One of Facebook’s biggest technology goals is also one of the biggest in computing: How can a real-life human person speak to a device like Amazon Echo and get a logical answer in return?
Even the first half of that question requires something akin to the babel fish, a creature in Douglas Adams’ The Hitchhiker’s Guide to the Galaxy that translates any noises into the host’s native tongue.
“The right mental model to have in mind is that these are modern day babel fish,” Shubo Sengupta, who works on A.I. research at Facebook, said recently at London’s Deep Learning Summit. “It’s kind of overselling it a bit, because you can’t go from any language to any language, but that’s the right picture, about taking one sequence and going to another sequence.”
Sengupta works as part of the Facebook Artificial Intelligence Research team, or FAIR. This is an ambitious group aimed at developing systems “with human level intelligence.”
Part of reaching this goal is about creating a machine that understands humans effortlessly, much like the babel fish starts translating by just slipping inside the host’s ear.
Think of all the varieties of ways to say something, and the number of possibilities involved, and the task becomes mind-bogglingly huge. Speech-to-text automatic speech recognition (ASR) takes up somewhere around 20 to 50 million parameters, while a translation system can take up more than 100 million parameters.
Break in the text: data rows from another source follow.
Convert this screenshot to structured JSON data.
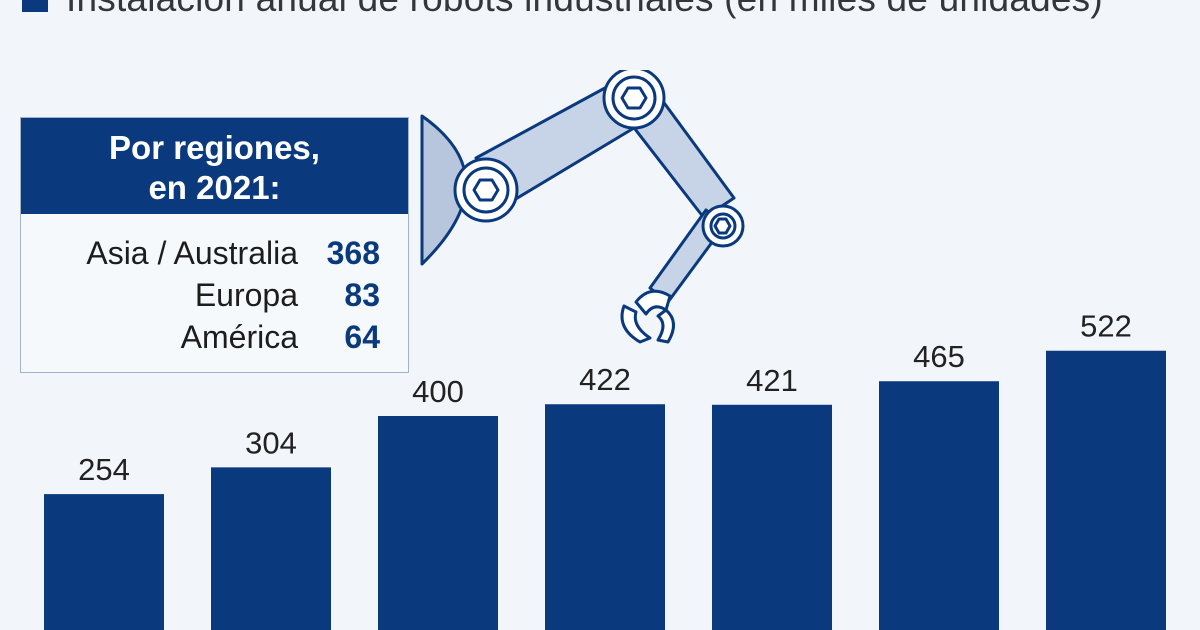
{
  "legend": {
    "label": "Instalación anual de robots industriales (en miles de unidades)",
    "color": "#0a3a7d"
  },
  "regions": {
    "title_line1": "Por regiones,",
    "title_line2": "en 2021:",
    "items": [
      {
        "name": "Asia / Australia",
        "value": "368"
      },
      {
        "name": "Europa",
        "value": "83"
      },
      {
        "name": "América",
        "value": "64"
      }
    ]
  },
  "illustration": {
    "icon": "robot-arm-icon"
  },
  "chart_data": {
    "type": "bar",
    "title": "Instalación anual de robots industriales (en miles de unidades)",
    "values": [
      254,
      304,
      400,
      422,
      421,
      465,
      522
    ],
    "bar_color": "#0a3a7d",
    "data_labels": true,
    "grid": false,
    "legend_position": "top-left"
  }
}
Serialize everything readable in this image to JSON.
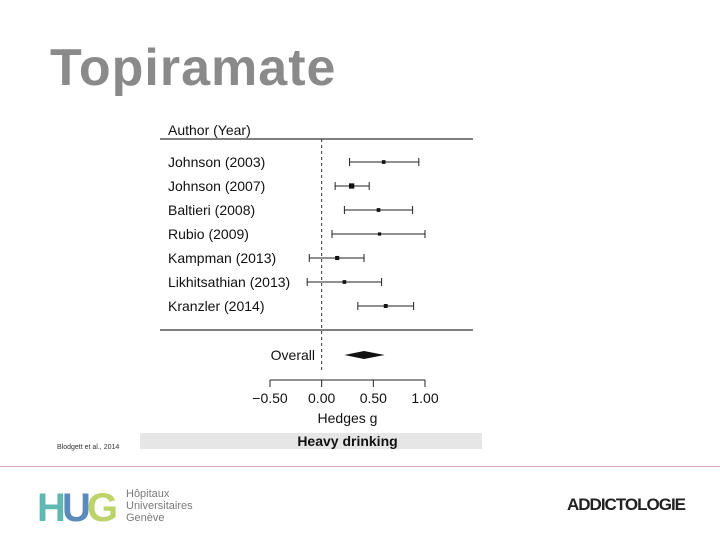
{
  "slide": {
    "title": "Topiramate",
    "citation": "Blodgett et al., 2014"
  },
  "logos": {
    "hug_mark": "HUG",
    "hug_lines": [
      "Hôpitaux",
      "Universitaires",
      "Genève"
    ],
    "addictologie": "ADDICTOLOGIE"
  },
  "colors": {
    "title": "#8a8a8a",
    "hug_teal": "#5fb8b2",
    "hug_blue": "#4a7fb5",
    "hug_green": "#b5cf5a",
    "footer_line": "#d9a3c6"
  },
  "chart_data": {
    "type": "forest",
    "column_header": "Author (Year)",
    "xlabel": "Hedges g",
    "caption": "Heavy drinking",
    "xlim": [
      -0.5,
      1.0
    ],
    "xticks": [
      -0.5,
      0.0,
      0.5,
      1.0
    ],
    "xtick_labels": [
      "−0.50",
      "0.00",
      "0.50",
      "1.00"
    ],
    "reference_line": 0.0,
    "studies": [
      {
        "label": "Johnson (2003)",
        "estimate": 0.6,
        "lower": 0.27,
        "upper": 0.94,
        "weight": 1
      },
      {
        "label": "Johnson (2007)",
        "estimate": 0.29,
        "lower": 0.13,
        "upper": 0.46,
        "weight": 3
      },
      {
        "label": "Baltieri (2008)",
        "estimate": 0.55,
        "lower": 0.22,
        "upper": 0.88,
        "weight": 1
      },
      {
        "label": "Rubio (2009)",
        "estimate": 0.56,
        "lower": 0.1,
        "upper": 1.0,
        "weight": 0.6
      },
      {
        "label": "Kampman (2013)",
        "estimate": 0.15,
        "lower": -0.12,
        "upper": 0.41,
        "weight": 1.4
      },
      {
        "label": "Likhitsathian (2013)",
        "estimate": 0.22,
        "lower": -0.14,
        "upper": 0.58,
        "weight": 1
      },
      {
        "label": "Kranzler (2014)",
        "estimate": 0.62,
        "lower": 0.35,
        "upper": 0.89,
        "weight": 1.2
      }
    ],
    "overall": {
      "label": "Overall",
      "estimate": 0.41,
      "lower": 0.22,
      "upper": 0.61
    }
  }
}
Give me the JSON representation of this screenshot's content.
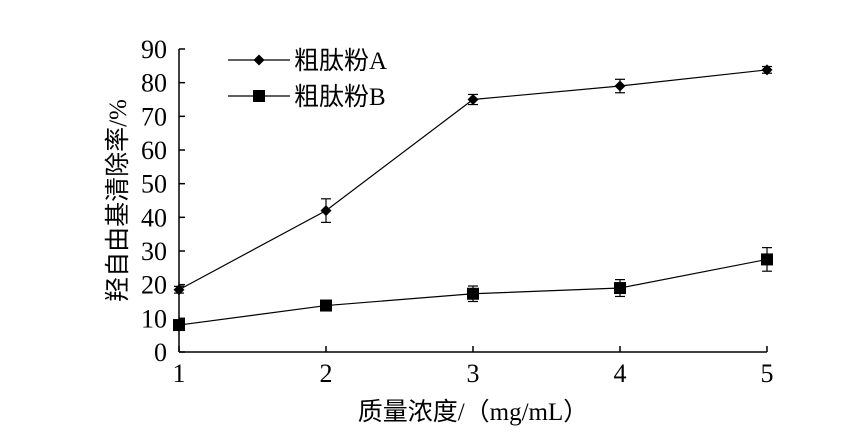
{
  "chart_data": {
    "type": "line",
    "xlabel": "质量浓度/（mg/mL）",
    "ylabel": "羟自由基清除率/%",
    "xlim": [
      1,
      5
    ],
    "ylim": [
      0,
      90
    ],
    "x": [
      1,
      2,
      3,
      4,
      5
    ],
    "xticks": [
      "1",
      "2",
      "3",
      "4",
      "5"
    ],
    "yticks": [
      "0",
      "10",
      "20",
      "30",
      "40",
      "50",
      "60",
      "70",
      "80",
      "90"
    ],
    "legend_position": "top-left",
    "grid": false,
    "series": [
      {
        "name": "粗肽粉A",
        "marker": "diamond",
        "color": "#000000",
        "values": [
          18.5,
          42.0,
          75.0,
          79.0,
          83.8
        ],
        "errors": [
          1.0,
          3.5,
          1.5,
          2.0,
          1.0
        ]
      },
      {
        "name": "粗肽粉B",
        "marker": "square",
        "color": "#000000",
        "values": [
          8.0,
          13.8,
          17.3,
          19.0,
          27.5
        ],
        "errors": [
          1.0,
          1.5,
          2.3,
          2.5,
          3.5
        ]
      }
    ]
  }
}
A lot of data needs a lot of power to crunch through and understand. ASR networks take 20 to 50 exaflops of computing power for training. A flop is a measure of how many floating point calculations per second a computer can handle, and an exaflop is a quintillion flops. In other words, these networks require a large amount of computing power, and on today’s hardware it means training runs take around a few months.
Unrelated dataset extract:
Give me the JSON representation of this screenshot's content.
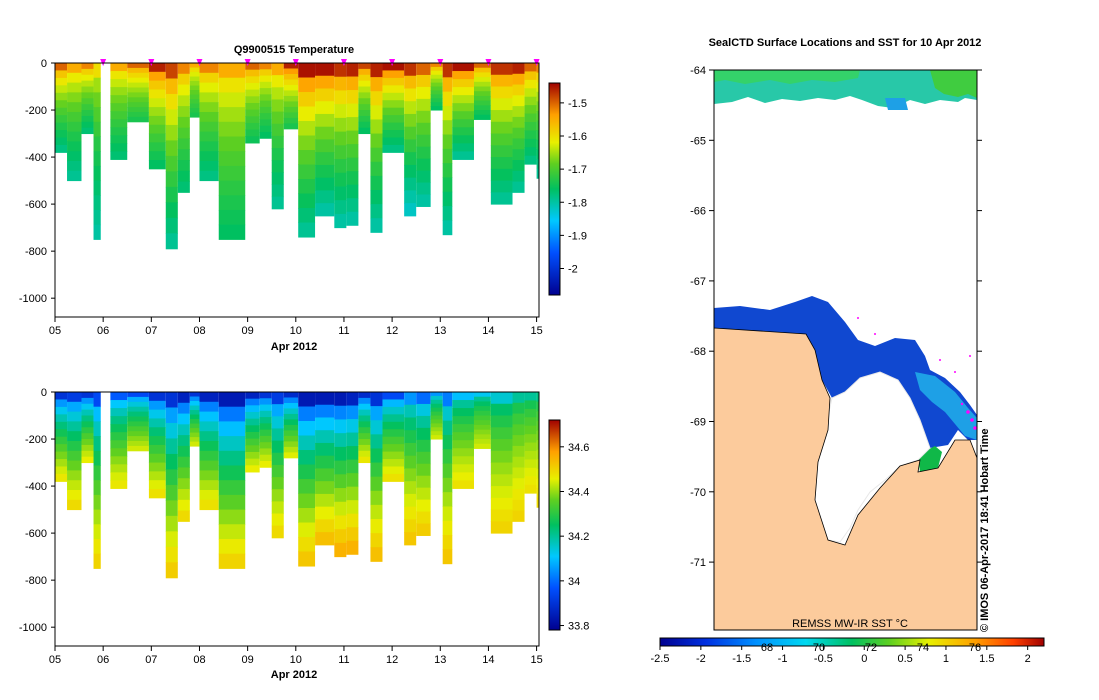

“We’re seeing a revival of this high-performance computing, powered by GPUs, just to train these centers,” Sengupta said.
Graphics processors, or GPUs, are good at completing multiple calculations at once instead of working through them in sequence, making them ideal for such tasks. GPU maker Nvidia has shined in recent years due to this. Where it dominated the nineties by offering realistic video game graphics, it’s found a new use by offering its computer chips for training artificial intelligence networks. At the 2016 Consumer Electronics Show, the company unveiled the Drive PX2 chip, designed specifically for powering A.I. inside cars, with around eight teraflops of power.
Advancements are also coming from the software side. In February, Baidu Research unveiled the Deep Voice text-to-speech system, which uses new techniques to syntesize audio from inputted text 400 times faster than previous systems. There’s a long way to go, though.
“Translation is the single biggest network for any large internet company,” Sengupta said.